Web Spider 01
基于python 3
基本应用
import urllib.request
url = 'http://www.douban.com'
request = urllib.request.Request(url)
response = urllib.request.urlopen(request)
html = response.read()
html = str(html, 'utf-8')
print(html)
简单登录
import urllib.parse
import urllib.request
import http.cookiejar
# 登录的主页面
host_url = 'http://127.0.0.1:8008/login_page.php'
# post数据接收和处理的页面(我们要向这个页面发送我们构造的Post数据)
post_url = 'http://127.0.0.1:8008/login.php'
#url = 'http://www.douban.com'
# 设置一个cookie处理器,它负责从服务器下载cookie到本地,并且在发送请求时带上本地的cookie
cj = http.cookiejar.LWPCookieJar()
cookie_support = urllib.request.HTTPCookieProcessor(cj)
opener = urllib.request.build_opener(
cookie_support, urllib.request.HTTPHandler)

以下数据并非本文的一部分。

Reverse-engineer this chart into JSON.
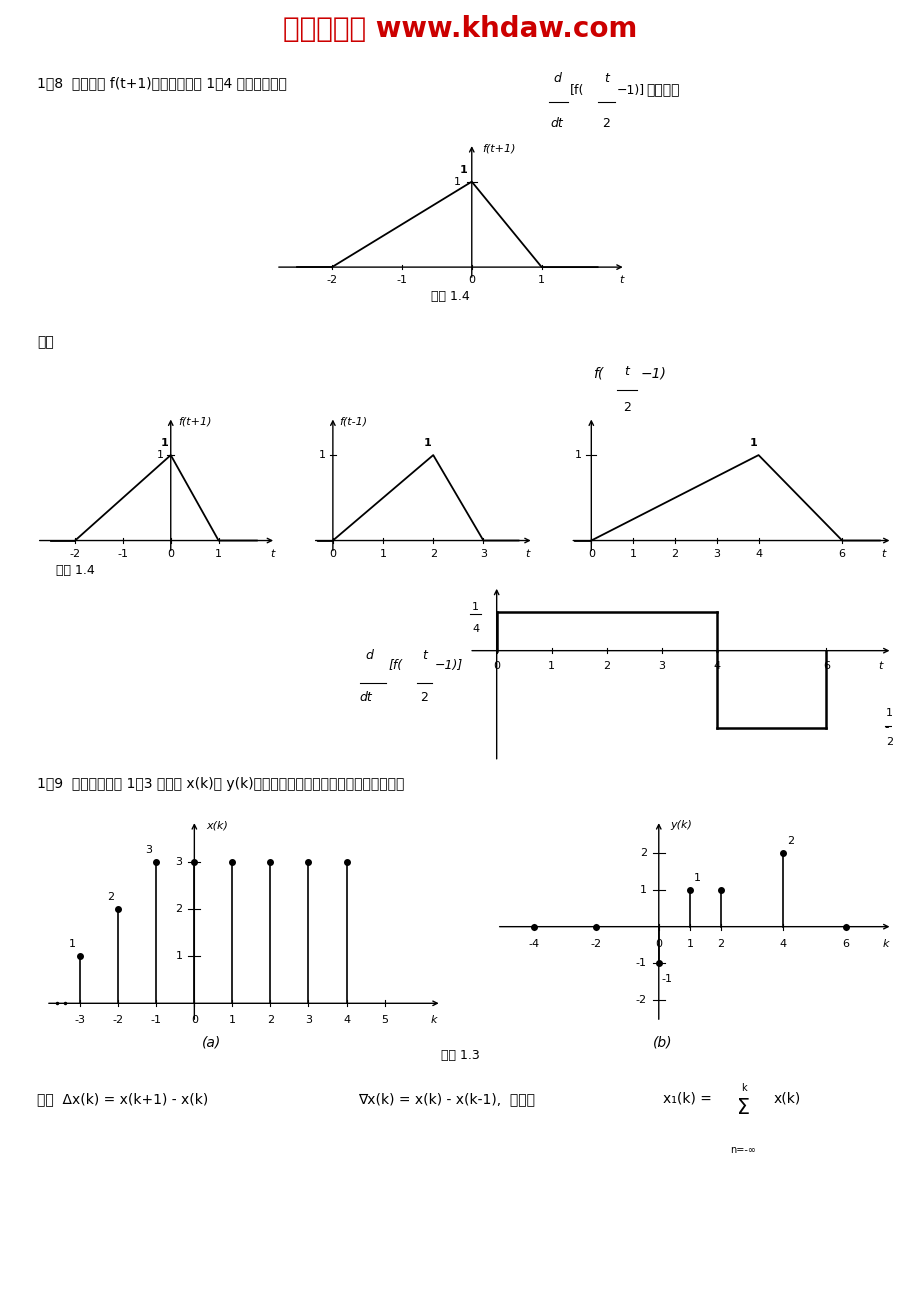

urllib.request.install_opener(opener)
# 打开登录主页面(他的目的是从页面下载cookie,这样我们在再送post数据时就有cookie了,否则发送不成功)
h = urllib.request.urlopen(host_url)
# 构造header,一般header至少要包含一下两项。这两项是从抓到的包里分析得出的。
headers = {'User-Agent':
'Mozilla/5.0 (Windows NT 6.1; WOW64; rv:14.0) Gecko/20100101 Firefox/14.0.1'
}
post_data = {
'username': '***',
'password': '***'
}
# 需要给Post数据编码
post_data = urllib.parse.urlencode(post_data).encode('utf-8')
# 通过urllib2提供的request方法来向指定Url发送我们构造的数据,并完成登录过程
request = urllib.request.Request(post_url, post_data, headers)
print(request)
response = urllib.request.urlopen(request)
text = response.read()
text = str(text, 'utf-8')
print(text)
save_path = "snatch2.txt"
# save_path 's file unnecessary to be exist
f_obj = open(save_path, 'w')
f_obj.write(text)
print("snatch successfully.")